NANDA stands for North American Nursing Diagnosis Association and is a taxonomy of nursing diagnoses developed by the association which is used by nurses to identify the potential health problems of a patient. Suicidal behavior is one of the many nursing diagnosis used by NANDA, suggesting that a patient has an increased risk of exhibiting suicidal behavior.
NANDA Nursing Diagnosis Definition
Nursing Diagnosis: Suicidal Behavior Risk
The NANDA definition of Suicidal Behavior Risk is “at risk for engaging in activities that may lead to death”.
- Expressions of hopelessness and helplessness
- Verbal expressions of wishing to die or commit suicide
- Complaints of inability to cope with current problems
- Inability to concentrate on solving problems
- Exposure to suicidal behavior by others
- Low self-esteem
- History of emotional deprivation
- History of physical or sexual abuse
- Family history of mental illness or suicide
- Repetitive self-injurious behavior
- Loss of job or financial collapse
- Recent loss of a loved one
- Genetic and neurological factors
- Social isolation
- Unrealistic expectations of the self
- Depression and other environmental impacts
- Alcohol and drug use
Those at risk for developing suicidal behavior include adolescents, elderly individuals, those with mental illness and those with chronic medical conditions.
Those exhibiting suicidal behavior can experience long-term physical, social and emotional problems, such as impaired coping skills, development of substance abuse and guilt.
Suggestions for Use
NANDA nursing diagnosis can be used to assess patient risk for developing suicidal behavior. Assessment should include physical, psychological and social factors including the patient’s support system, mental and medical state and history, availability of alcohol and drugs, and expressions of emotion.
Suggested Alternative NANDA Diagnosis
- Chronic Low Self-Esteem
- Impaired Social Interaction
- Ineffective Coping
- Risk for Ineffective Health Maintenance
- Risk for Suicide
- Situational Low Self-Esteem
When using NANDA nursing diagnosis, it is important to provide individualized care plans that address the particular needs of the patient. Additionally, healthcare personnel should be aware of local regulations and ethical guidelines when providing care and services to those who may exhibit suicidal behavior.
- Anxiety Control: The patient’s level of anxiety is minimized, controlled, and the potential interactions with the environment are identified.

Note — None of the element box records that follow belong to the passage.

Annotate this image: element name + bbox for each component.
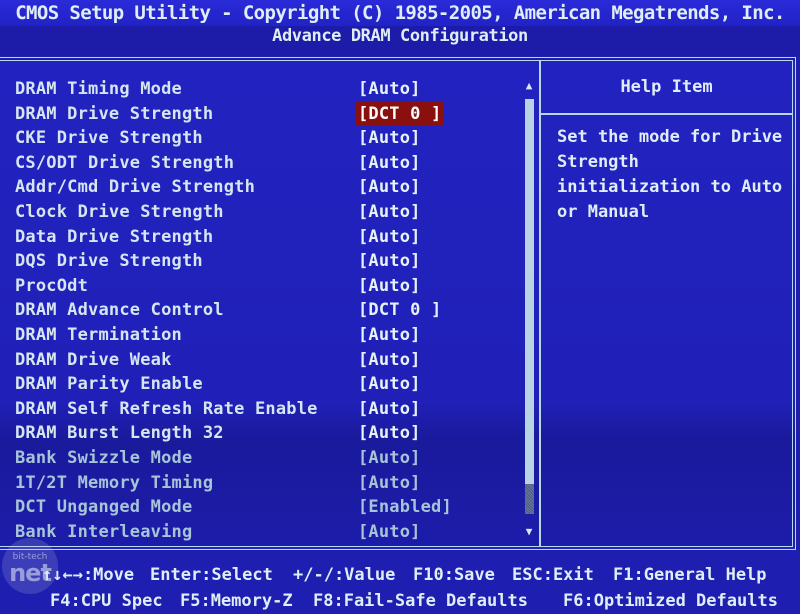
setting-row[interactable]: DRAM Timing Mode [Auto] (15, 77, 515, 102)
setting-value[interactable]: [Auto] (356, 421, 423, 445)
setting-label: DRAM Termination (15, 324, 182, 345)
settings-list: DRAM Timing Mode [Auto] DRAM Drive Strengt… (15, 77, 515, 544)
setting-row[interactable]: DRAM Advance Control [DCT 0 ] (15, 298, 515, 323)
setting-value[interactable]: [Auto] (356, 348, 423, 372)
setting-value[interactable]: [Auto] (356, 274, 423, 298)
setting-value[interactable]: [Auto] (356, 126, 423, 150)
setting-row[interactable]: DQS Drive Strength [Auto] (15, 249, 515, 274)
scroll-up-arrow-icon[interactable]: ▲ (522, 79, 536, 93)
page-title: Advance DRAM Configuration (0, 26, 800, 56)
setting-row[interactable]: Addr/Cmd Drive Strength [Auto] (15, 175, 515, 200)
hint-optimized: F6:Optimized Defaults (563, 591, 778, 611)
main-frame: DRAM Timing Mode [Auto] DRAM Drive Strengt… (0, 57, 796, 550)
setting-row[interactable]: DRAM Drive Weak [Auto] (15, 348, 515, 373)
setting-row[interactable]: DRAM Termination [Auto] (15, 323, 515, 348)
setting-row[interactable]: ProcOdt [Auto] (15, 274, 515, 299)
bit-tech-watermark-logo: bit-tech net (2, 538, 58, 594)
setting-row[interactable]: Data Drive Strength [Auto] (15, 225, 515, 250)
setting-value[interactable]: [Auto] (356, 520, 423, 544)
setting-label: DRAM Parity Enable (15, 374, 203, 395)
setting-value[interactable]: [DCT 0 ] (356, 298, 443, 322)
setting-value[interactable]: [Auto] (356, 323, 423, 347)
help-item-text: Set the mode for Drive Strength initiali… (557, 125, 792, 225)
watermark-main: net (9, 559, 52, 587)
setting-value[interactable]: [Auto] (356, 397, 423, 421)
setting-label: 1T/2T Memory Timing (15, 472, 214, 493)
setting-row[interactable]: DRAM Burst Length 32 [Auto] (15, 421, 515, 446)
setting-label: Addr/Cmd Drive Strength (15, 177, 256, 198)
help-item-title: Help Item (620, 77, 713, 97)
hint-general-help: F1:General Help (613, 565, 767, 585)
setting-row[interactable]: Bank Interleaving [Auto] (15, 520, 515, 545)
key-help-footer: ↑↓←→:Move Enter:Select +/-/:Value F10:Sa… (0, 562, 800, 614)
setting-row[interactable]: Bank Swizzle Mode [Auto] (15, 446, 515, 471)
setting-label: DRAM Burst Length 32 (15, 423, 224, 444)
setting-label: DQS Drive Strength (15, 251, 203, 272)
setting-value[interactable]: [Auto] (356, 200, 423, 224)
setting-row[interactable]: 1T/2T Memory Timing [Auto] (15, 471, 515, 496)
scroll-down-arrow-icon[interactable]: ▼ (522, 525, 536, 539)
setting-value[interactable]: [Auto] (356, 151, 423, 175)
setting-label: ProcOdt (15, 275, 89, 296)
setting-label: CKE Drive Strength (15, 128, 203, 149)
setting-row[interactable]: DRAM Drive Strength [DCT 0 ] (15, 101, 515, 127)
scroll-track[interactable] (525, 484, 534, 514)
setting-value[interactable]: [Auto] (356, 372, 423, 396)
setting-label: DRAM Timing Mode (15, 79, 182, 99)
setting-label: Data Drive Strength (15, 226, 214, 247)
hint-fail-safe: F8:Fail-Safe Defaults (313, 591, 528, 611)
hint-select: Enter:Select (150, 565, 273, 585)
setting-label: DRAM Drive Weak (15, 349, 172, 370)
hint-cpu-spec: F4:CPU Spec (50, 591, 163, 611)
setting-value[interactable]: [Enabled] (356, 495, 454, 519)
setting-value[interactable]: [Auto] (356, 175, 423, 199)
hint-exit: ESC:Exit (512, 565, 594, 585)
help-line: Set the mode for Drive (557, 127, 783, 147)
setting-row[interactable]: DCT Unganged Mode [Enabled] (15, 495, 515, 520)
setting-row[interactable]: DRAM Parity Enable [Auto] (15, 372, 515, 397)
help-line: or Manual (557, 202, 650, 222)
setting-label: CS/ODT Drive Strength (15, 152, 235, 173)
footer-line-2: F4:CPU Spec F5:Memory-Z F8:Fail-Safe Def… (0, 588, 800, 614)
setting-value[interactable]: [Auto] (356, 471, 423, 495)
scrollbar[interactable]: ▲ ▼ (522, 79, 536, 539)
setting-label: Bank Swizzle Mode (15, 447, 193, 468)
setting-value-selected[interactable]: [DCT 0 ] (356, 101, 444, 126)
hint-value: +/-/:Value (293, 565, 396, 585)
hint-save: F10:Save (413, 565, 495, 585)
setting-label: DRAM Advance Control (15, 300, 224, 321)
setting-label: Clock Drive Strength (15, 201, 224, 222)
help-line: initialization to Auto (557, 177, 783, 197)
setting-value[interactable]: [Auto] (356, 446, 423, 470)
setting-value[interactable]: [Auto] (356, 225, 423, 249)
setting-label: DRAM Self Refresh Rate Enable (15, 398, 318, 419)
window-title: CMOS Setup Utility - Copyright (C) 1985-… (0, 0, 800, 26)
setting-row[interactable]: CS/ODT Drive Strength [Auto] (15, 151, 515, 176)
panel-divider (539, 61, 541, 546)
help-title-divider (541, 113, 792, 115)
help-line: Strength (557, 152, 639, 172)
setting-row[interactable]: CKE Drive Strength [Auto] (15, 126, 515, 151)
setting-row[interactable]: Clock Drive Strength [Auto] (15, 200, 515, 225)
hint-memory-z: F5:Memory-Z (180, 591, 293, 611)
setting-label: DRAM Drive Strength (15, 103, 214, 124)
footer-line-1: ↑↓←→:Move Enter:Select +/-/:Value F10:Sa… (0, 562, 800, 588)
setting-value[interactable]: [Auto] (356, 77, 423, 101)
setting-value[interactable]: [Auto] (356, 249, 423, 273)
scroll-thumb[interactable] (525, 99, 534, 484)
setting-label: DCT Unganged Mode (15, 497, 193, 518)
setting-row[interactable]: DRAM Self Refresh Rate Enable [Auto] (15, 397, 515, 422)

- Depressive Symptomatology: The patient’s depressive symptoms are declined and managed, and the patient’s capacity for daily tasks is improved.
- Coping: The patient’s coping abilities are improved and alternate coping strategies are developed.
- Social Interaction: The patient’s interactions with those around them are improved, and the patient’s support system is strengthened.
- Provide emotional support: Talk with the patient in a nonjudgmental manner to provide emotional support and help the patient ventilate.
- Assess safety: Monitor the patient’s safety on an ongoing basis and ensure that the patient has access to resources and support.
- Encourage positive communication: Interact positively with the patient and provide honest feedback and relevant advice.
- Teach problem solving skills: Work with the patient to develop strategies and skills to manage stress, solve problems, and make healthier decisions.
Suicidal behavior risk is a nursing diagnosis defined in the NANDA taxonomy which is used to assess the potential for a patient developing suicidal behaviors. When caring for a patient at risk for suicide, it is important to assess physical, psychological and social factors, and provide individualized care plans with interventions targeted to minimize the risk of suicide.
- What is suicidal behavior risk? Suicidal behavior risk is a nursing diagnosis defined in the NANDA taxonomy which is used to assess the potential for a patient developing suicidal behaviors.
- How is it assessed? Assessment should include physical, psychological and social factors including the patient’s support system, mental and medical state and history, availability of alcohol and drugs, and expressions of emotion.
- What are some possible interventions? Possible interventions could include providing emotional support, assessing safety, encouraging positive communication, and teaching problem solving skills.